Nach Trumps Zollankündigung: EU hält sich "alle Optionen offen"
Nach Trumps Zollankündigung EU hält sich "alle Optionen offen" Stand: 02.05.2026 • 02:40 Uhr Es ist ein erneuter Rückschlag für die transatlantischen Beziehungen: US-Präsident Trump will die Zölle auf Autos und Lkw aus...
No Meeting by June 30 — Where will Trump and Putin meet after that?
Wichtige Entwicklungen prägen das Weltgeschehen. Nach Trumps Zollankündigung EU hält sich "alle Optionen offen" Stand: 02. 2026 • 02:40 Uhr Es ist ein erneuter Rückschlag für die transatlantischen Beziehungen: US-Präsident Trump will die Zölle auf Autos und Lkw aus der EU auf 25 Prozent erhöhen. Brüssel droht prompt mit Gegenmaßnahmen.
Die EU behält sich Gegenmaßnahmen vor, falls US-Präsident Donald Trump die US-Zölle auf Autoimporte aus der Staatengemeinschaft wie angekündigt anhebt.

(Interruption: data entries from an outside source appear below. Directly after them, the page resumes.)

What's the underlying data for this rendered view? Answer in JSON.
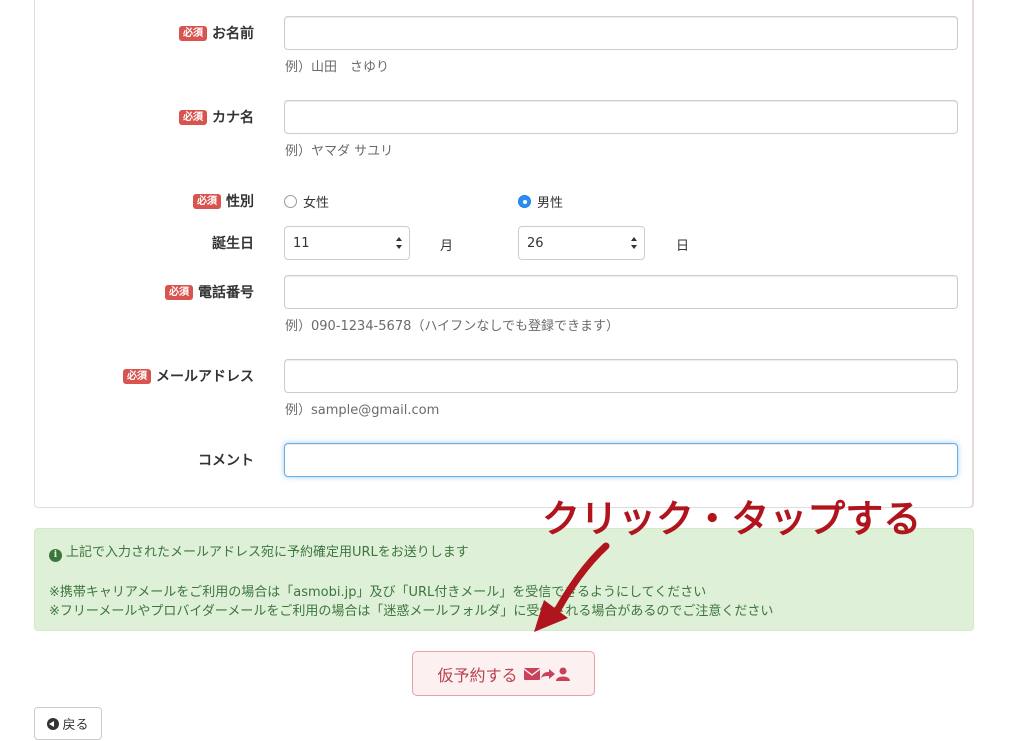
{
  "form": {
    "required_badge": "必須",
    "name": {
      "label": "お名前",
      "value": "",
      "hint": "例）山田　さゆり"
    },
    "kana": {
      "label": "カナ名",
      "value": "",
      "hint": "例）ヤマダ サユリ"
    },
    "gender": {
      "label": "性別",
      "options": [
        "女性",
        "男性"
      ],
      "selected": "男性"
    },
    "birthday": {
      "label": "誕生日",
      "month_value": "11",
      "month_unit": "月",
      "day_value": "26",
      "day_unit": "日"
    },
    "phone": {
      "label": "電話番号",
      "value": "",
      "hint": "例）090-1234-5678（ハイフンなしでも登録できます）"
    },
    "email": {
      "label": "メールアドレス",
      "value": "",
      "hint": "例）sample@gmail.com"
    },
    "comment": {
      "label": "コメント",
      "value": ""
    }
  },
  "notice": {
    "line1": "上記で入力されたメールアドレス宛に予約確定用URLをお送りします",
    "line2": "※携帯キャリアメールをご利用の場合は「asmobi.jp」及び「URL付きメール」を受信できるようにしてください",
    "line3": "※フリーメールやプロバイダーメールをご利用の場合は「迷惑メールフォルダ」に受信される場合があるのでご注意ください"
  },
  "annotation": "クリック・タップする",
  "actions": {
    "submit_label": "仮予約する",
    "back_label": "戻る"
  },
  "colors": {
    "required": "#d9534f",
    "alert_bg": "#dff0d8",
    "alert_text": "#3c763d",
    "annotation": "#b0151d",
    "submit_text": "#b8434e",
    "radio_checked": "#2b8ef3"
  },
  "icons": {
    "info": "info-circle-icon",
    "arrow": "curved-arrow-icon",
    "submit": [
      "envelope-icon",
      "share-arrow-icon",
      "user-icon"
    ],
    "back": "circle-arrow-left-icon"
  }
}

Das machte eine Sprecherin der EU-Kommission deutlich. "Wir bekennen uns weiterhin uneingeschränkt zu einer berechenbaren, für beide Seiten vorteilhaften transatlantischen Beziehung", teilte die Sprecherin mit.
Die Einzelheiten
Sollten die USA Maßnahmen ergreifen, die im Widerspruch zum gemeinsamen Handelsabkommen stünden, halte man sich "alle Optionen offen, um die Interessen der EU zu schützen". Die Sprecherin versicherte, die Europäische Union setze die eingegangenen Verpflichtungen im Einklang mit der üblichen Gesetzgebungspraxis um und halte die US-Regierung dabei stets umfassend auf dem Laufenden. "Wir stehen in engem Kontakt mit unseren Partnern, auch um Klarheit über die Verpflichtungen der USA zu erlangen.

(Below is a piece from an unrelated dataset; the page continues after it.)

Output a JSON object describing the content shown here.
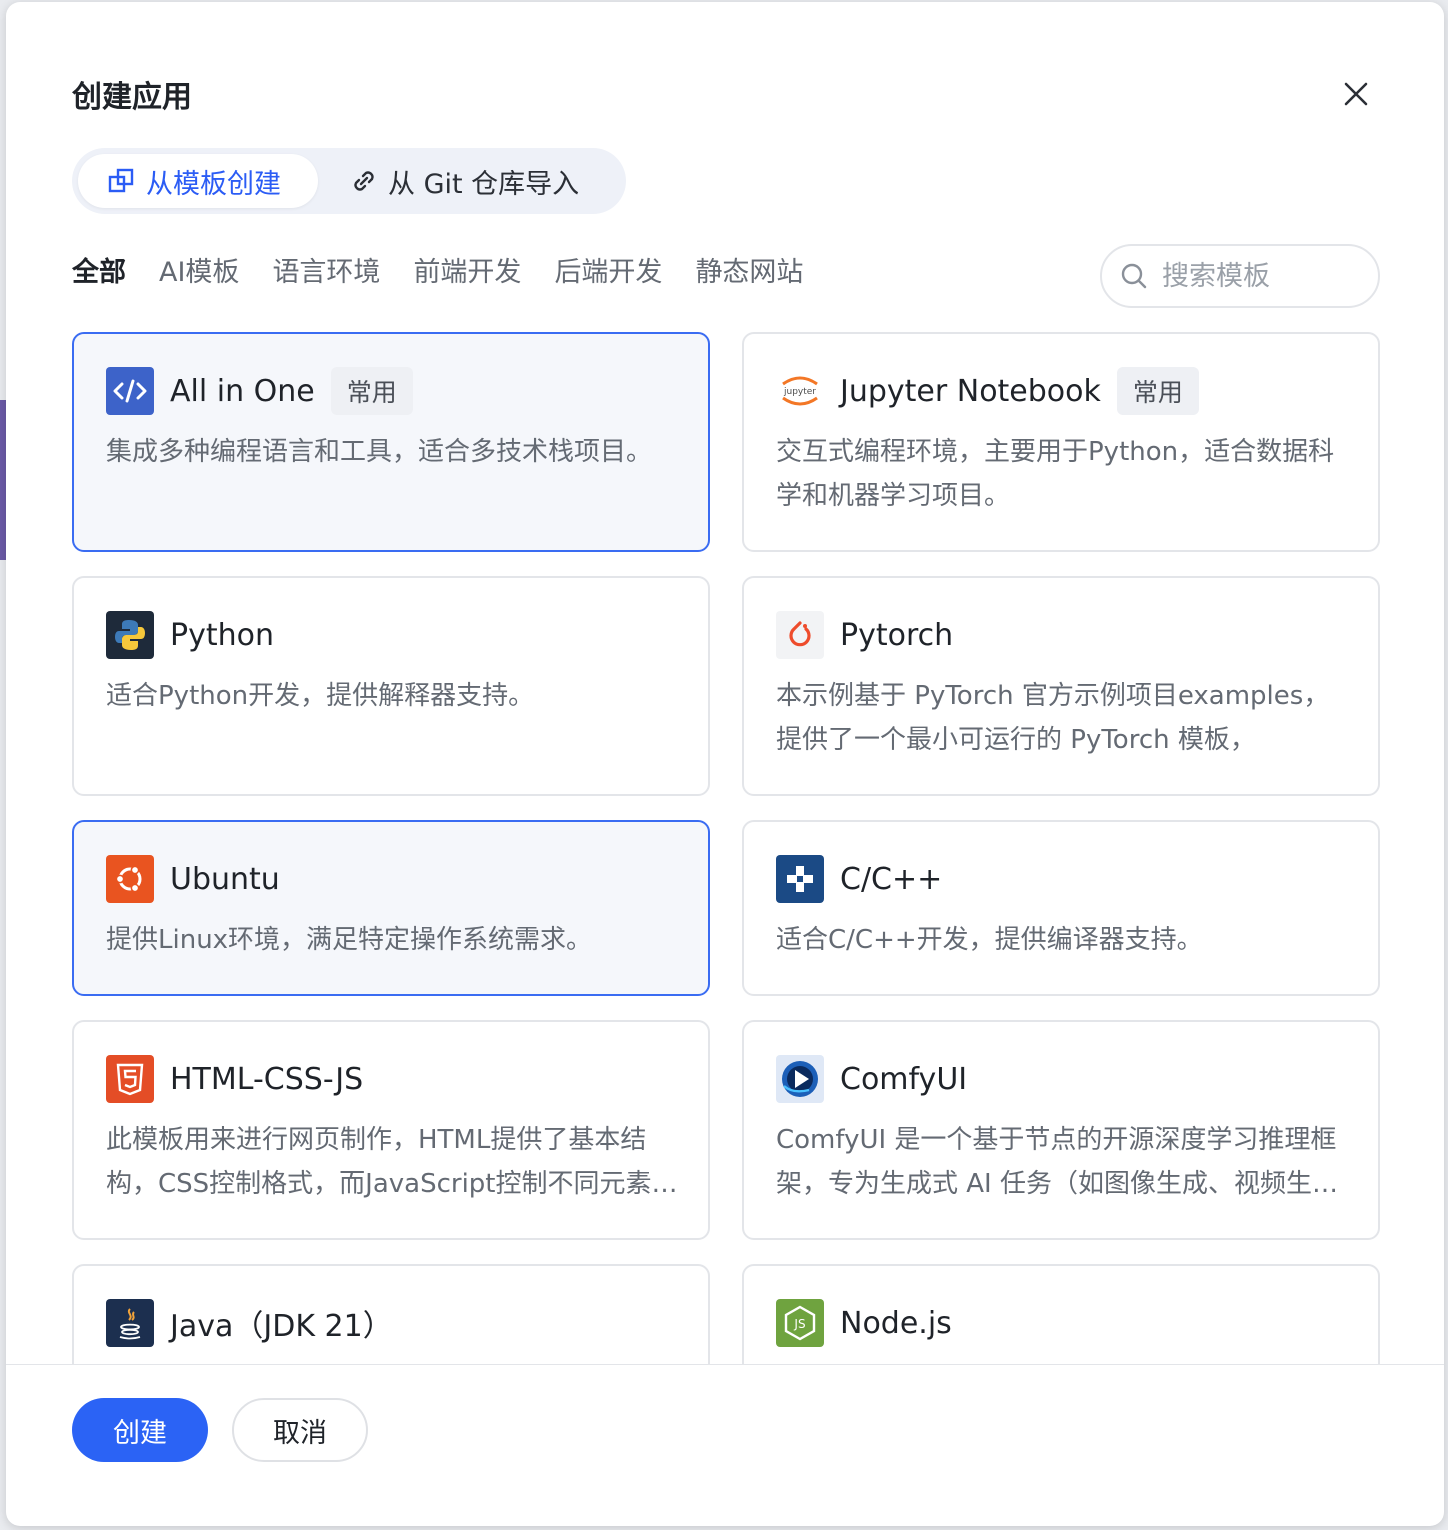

" Christian Feld, ARD Brüssel, zu Reaktionen auf Trumps erneute Zollankündigungen tagesthemen, Das Erste, 01. 2026 • 23:15 Uhr Trump will Zölle von 25 Prozent auf Fahrzeuge aus der EU Trump hatte am Freitag angekündigt , er wolle Zölle auf Autos und Lastwagen, die aus der EU in die USA eingeführt werden, von kommender Woche an auf 25 Prozent erhöhen. Er begründete das mit dem Vorwurf, dass sich die EU nicht an das vereinbarte Handelsabkommen halte.
Deutsche Autohersteller wie Mercedes-Benz und BMW beschuldigte er, US-Bürger über den Tisch zu ziehen. Auf welche Punkte in dem Handelsabkommen mit der EU sich Trump bezog, ist unklar. Im Sommer vergangenen Jahres hatten sich der US-Präsident und EU-Kommissionspräsidentin Ursula von der Leyen in einem Rahmenabkommen auf eine Obergrenze von 15 Prozent auf die meisten EU-Warenimporte in die USA geeinigt - auch für europäische Autos und Autoteile sollte der Satz gelten.
Was Experten sagen
Im Gegenzug hatte sich die EU verpflichtet, Zölle auf US-Industriegüter zu streichen und den Marktzugang für US-Agrarprodukte wie Schweinefleisch und Milchprodukte zu erleichtern. 2026 Handelspolitik Trump will Zölle von 25 Prozent auf Fahrzeuge aus der EU Grund sei, dass die EU sich nicht an ein Handelsabkommen halte - was genau Trump damit meinte, ist unklar. mehr DIW-Chef fordert EU zu klarer Reaktion auf Für den Ökonomen Marcel Fratzscher kommt die erneute Eskalation im Handelskonflikt mit den USA nicht überraschend.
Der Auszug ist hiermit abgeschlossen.